Wah jika kita jadi Elia saat itu, percayakah kita? apakah kita akan melakukan apa yang Allah katakan? bisa jadi, kita ngga yakin. Bisa jadi, kita ngga percaya. Bisa jadi, kita ngga akan ke mana-mana dan memilih untuk tetap bersembunyi. Nampaknya demikian juga dengan Elia. Sekalipun ia adalah abdi Allah namun ia pun masih hanya berani sampai di luar gua alias berdiri di pintu gua, belum seperti yang dikatakan Allah, di atas gunung. (ay. 13). Namun sekalipun Elia tidak mengikuti kata Tuhan, tidak percaya pada kata-kata Tuhan, Tuhan tidak marah. Tuhan memahami ketakutan Elia dan keraguan Elia pada Tuhan. Namun Tuhan juga tidak tinggal diam. Ia punya beragam cara untuk meyakinkan Elia dan membuat Elia percaya pada penyertaanNya.
Salah satunya adalah Tuhan masih berfirman kepada Elia di ay. 15 – 17, “Pergilah, kembalilah ke jalanmu, melalui padang gurun ke Damsyik, dan setelah engkau sampai, engkau harus mengurapi Hazael menjadi raja atas Aram. Juga Yehu, cucu Nimsi, haruslah kauurapi menjadi raja atas Israel, dan Elisa bin Safat, dari Abel-Mehola, harus kauurapi menjadi nabi menggantikan engkau. Maka siapa yang terluput dari pedang Hazael akan dibunuh oleh Yehu; dan siapa yang terluput dari pedang Yehu akan dibunuh oleh Elisa.”
Ternyata ay. 15 – 17 ini menjadi cara Tuhan untuk mengingatkan Elia, supaya ia terus percaya pada Tuhan sekalipun dalam kondisi sulit. Mengapa? Karena Tuhan masih percaya pada Elia. Terbukti Tuhan masih mempercayakan tugas kenabian padanya. Bahwa ia akan mengurapi raja Israel yang baru menggantikan Ahab dan mengurapi Elisa sebagai nabi yang akan menggantikannya. Oleh karena Allah masih mempercayai tugas kenabian ini untuknya, maka seharusnya ia juga tetap percaya pada Allah dan penyertaanNya.

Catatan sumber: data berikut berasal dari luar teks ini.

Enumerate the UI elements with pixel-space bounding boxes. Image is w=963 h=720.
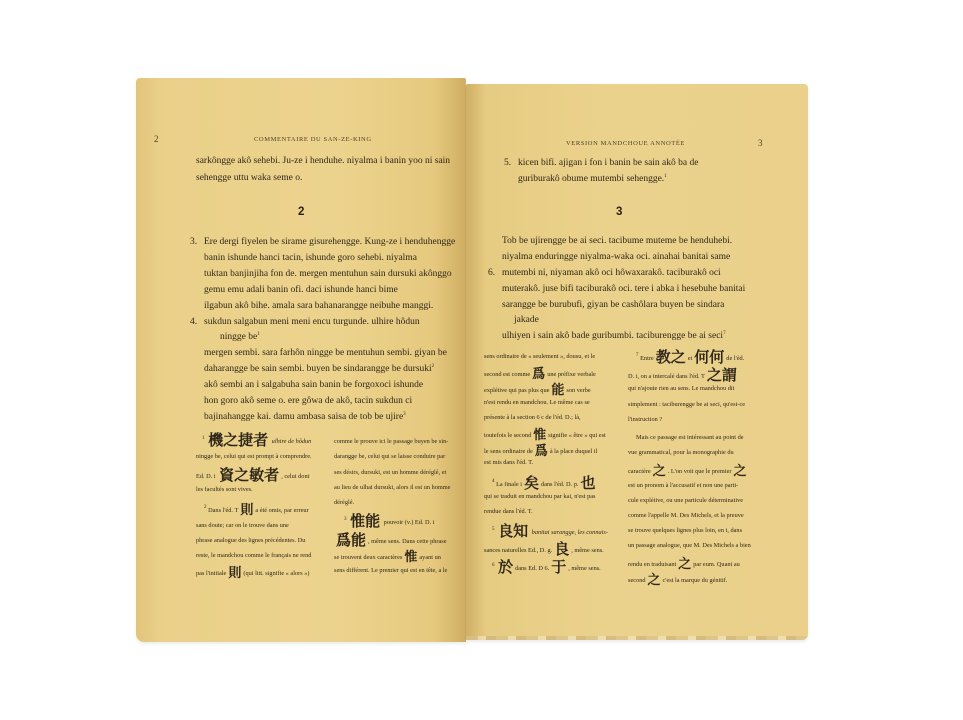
footnote-line: cule explétive, ou une particule détermi… xyxy=(628,498,743,504)
footnote-line: second est comme爲une préfixe verbale xyxy=(484,368,596,381)
footnote-line: comme le prouve ici le passage buyen be … xyxy=(334,439,448,445)
text-line: banin ishunde hanci tacin, ishunde goro … xyxy=(204,253,417,263)
text-line: niyalma enduringge niyalma-waka oci. ain… xyxy=(502,252,730,262)
footnote-line: toutefois le second惟signifie « être » qu… xyxy=(484,429,606,442)
text-line: sehengge uttu waka seme o. xyxy=(196,173,302,183)
footnote-line: darangge be, celui qui se laisse conduir… xyxy=(334,454,445,460)
footnote-2: 2 Dans l'éd. T則a été omis, par erreur xyxy=(204,504,309,517)
footnote-line: sans doute; car on le trouve dans une xyxy=(196,523,289,529)
footnote-line: 爲能, même sens. Dans cette phrase xyxy=(334,533,447,548)
footnote-line: est un pronom à l'accusatif et non une p… xyxy=(628,483,738,489)
text-line: guriburakô obume mutembi sehengge.1 xyxy=(518,174,667,184)
footnote-line: Ed. D. i 資之敏者, celui dont xyxy=(196,468,309,483)
left-page: 2 COMMENTAIRE DU SAN-ZE-KING sarkôngge a… xyxy=(136,78,466,642)
text-line: Tob be ujirengge be ai seci. tacibume mu… xyxy=(502,236,732,246)
text-line: sukdun salgabun meni meni encu turgunde.… xyxy=(204,317,420,327)
footnote-line: ses désirs, dursuki, est un homme dérégl… xyxy=(334,470,446,476)
text-line: muterakô. juse bifi taciburakô oci. tere… xyxy=(502,284,745,294)
footnote-line: déréglé. xyxy=(334,500,354,506)
text-line: mergen sembi. sara farhôn ningge be ment… xyxy=(204,348,447,358)
footnote-line: au lieu de ulhai dursuki, alors il est u… xyxy=(334,485,450,491)
text-line: sarkôngge akô sehebi. Ju-ze i henduhe. n… xyxy=(196,156,450,166)
running-head: COMMENTAIRE DU SAN-ZE-KING xyxy=(254,136,372,143)
footnote-line: ningge be, celui qui est prompt à compre… xyxy=(196,454,312,460)
section-number: 2 xyxy=(298,206,304,218)
footnote-line: n'est rendu en mandchou. Le même cas se xyxy=(484,400,590,406)
text-line: mutembi ni, niyaman akô oci hôwaxarakô. … xyxy=(502,268,721,278)
text-line: tuktan banjinjiha fon de. mergen mentuhu… xyxy=(204,269,452,279)
text-line: sarangge be burubufi, giyan be cashôlara… xyxy=(502,300,724,310)
right-page: VERSION MANDCHOUE ANNOTÉE 3 5. kicen bif… xyxy=(466,84,808,640)
text-line: hon goro akô seme o. ere gôwa de akô, ta… xyxy=(204,396,412,406)
page-number: 2 xyxy=(154,134,159,144)
footnote-4: 4 La finale i矣dans l'éd. D. p.也 xyxy=(492,476,598,491)
footnote-line: les facultés sont vives. xyxy=(196,487,253,493)
footnote-line: rendu en traduisant之par eum. Quant au xyxy=(628,558,740,571)
running-head: VERSION MANDCHOUE ANNOTÉE xyxy=(566,140,685,147)
footnote-line: explétive qui pas plus que能son verbe xyxy=(484,384,591,397)
footnote-line: un passage analogue, que M. Des Michels … xyxy=(628,543,751,549)
footnote-line: présente à la section 6 c de l'éd. D.; l… xyxy=(484,415,581,421)
footnote-line: qui se traduit en mandchou par kai, n'es… xyxy=(484,494,595,500)
footnote-1: 1 機之捷者 ulhire de hôdun xyxy=(202,433,311,448)
footnote-line: second之c'est la marque du génitif. xyxy=(628,574,727,587)
verse-number: 5. xyxy=(504,158,511,168)
footnote-line: comme l'appelle M. Des Michels, et la pr… xyxy=(628,513,744,519)
footnote-line: sens ordinaire de « seulement », dousu, … xyxy=(484,354,595,360)
footnote-line: qui n'ajoute rien au sens. Le mandchou d… xyxy=(628,386,734,392)
text-line: jakade xyxy=(514,315,539,325)
footnote-line: rendue dans l'éd. T. xyxy=(484,509,533,515)
footnote-line: reste, le mandchou comme le français ne … xyxy=(196,553,311,559)
footnote-5: 5 良知 banitai sarangge, les connais- xyxy=(492,524,608,539)
page-number: 3 xyxy=(758,138,763,148)
footnote-line: vue grammatical, pour la monographie du xyxy=(628,450,734,456)
verse-number: 6. xyxy=(488,268,495,278)
footnote-line: pas l'initiale則(qui litt. signifie « alo… xyxy=(196,567,309,580)
text-line: kicen bifi. ajigan i fon i banin be sain… xyxy=(518,158,698,168)
text-line: ningge be1 xyxy=(220,332,260,342)
footnote-line: le sens ordinaire de爲à la place duquel i… xyxy=(484,445,597,458)
footnote-line: l'instruction ? xyxy=(628,417,662,423)
text-line: ilgabun akô bihe. amala sara bahanarangg… xyxy=(204,301,433,311)
section-number: 3 xyxy=(616,206,622,218)
text-line: Ere dergi fiyelen be sirame gisurehengge… xyxy=(204,237,455,247)
text-line: daharangge be sain sembi. buyen be sinda… xyxy=(204,364,434,374)
footnote-line: simplement : taciburengge be ai seci, qu… xyxy=(628,402,745,408)
footnote-line: sens différent. Le premier qui est en tê… xyxy=(334,568,447,574)
verse-number: 4. xyxy=(190,317,197,327)
footnote-line: Mais ce passage est intéressant au point… xyxy=(636,435,744,441)
footnote-line: D. i, on a intercalé dans l'éd. T之謂 xyxy=(628,368,739,383)
verse-number: 3. xyxy=(190,237,197,247)
footnote-line: phrase analogue des lignes précédentes. … xyxy=(196,538,305,544)
footnote-line: caractère之. L'on voit que le premier之 xyxy=(628,465,749,478)
open-book: 2 COMMENTAIRE DU SAN-ZE-KING sarkôngge a… xyxy=(0,0,963,720)
text-line: ulhiyen i sain akô bade guribumbi. tacib… xyxy=(502,331,726,341)
footnote-3: 3 惟能 pouvoir (v.) Ed. D. i xyxy=(344,514,435,529)
footnote-line: se trouve quelques lignes plus loin, en … xyxy=(628,528,742,534)
footnote-line: est mis dans l'éd. T. xyxy=(484,460,533,466)
text-line: bajinahangge kai. damu ambasa saisa de t… xyxy=(204,412,406,422)
text-line: akô sembi an i salgabuha sain banin be f… xyxy=(204,380,423,390)
footnote-line: se trouvent deux caractères惟ayant un xyxy=(334,551,441,564)
text-line: gemu emu adali banin ofi. daci ishunde h… xyxy=(204,285,398,295)
footnote-6: 6 於dans Ed. D 6.于, même sens. xyxy=(492,560,601,575)
footnote-line: sances naturelles Ed., D. g.良, même sens… xyxy=(484,542,604,557)
footnote-7: 7 Entre教之et何何de l'éd. xyxy=(636,350,744,365)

Bukan hanya Elia yang ketika dalam kondisi tertekan menjadi tidak percaya pada Tuhan. Dalam bacaan Injil, Matius 14 juga menceritakan bagaimana para murid yang menghadapi angin sakal dan diombang-ambingkan gelombang (ay. 24) juga menjadi sukar untuk percaya pada Yesus yang berjalan di atas air. Sekalipun mereka tahu kemahakuasaan Yesus dan sudah lihat Yesus berjalan di atas air (ay. 26). Namun mereka tetap teriak “Itu hantu!” lalu berteriak-teriak karena takut. Memang ada penafsir yang menafsirkan bahwa para murid sekalipun sudah melihat Yesus tapi malah berteriak hantu, karena ketakutan mereka yang berlebihan sehingga membuat mereka tidak percaya bahwa Yesus hadir dan datang di tengah badai malam itu.
Dari dua bacaan ini kita belajar bahwa percaya itu bukan karena kedekatan relasi saja. Percaya itu bukan hanya sekali atau dua kali saja, tetapi percaya itu harus dilatih, terus-menerus melalui berbagai pergumulan dan pengalaman hidup sehari-hari. Tanpa pergumulan dan pengalaman, kita jadi sukar untuk melatih percaya kita kepada Tuhan. Maka bersyukurlah jika ada pergumulan yang nantinya menjadi pengalaman lagi untuk melihat karya Tuhan dan percaya kepadaNya. 
Selain itu, kita juga belajar dari dua bacaan ini bahwa Tuhan itu amat sangat baik. Karena sekalipun Elia dan para murid sudah berkali-kali melihat dan mengalami kuasaNya namun dalam tekanan mereka bisa jadi ragu dan tidak percaya. Tetapi Tuhan tidak meninggalkan mereka. Ia malah selalu punya cara untuk membuat umatNya percaya pada penyertaanNya. Oleh karena itu, percayalah! Amin.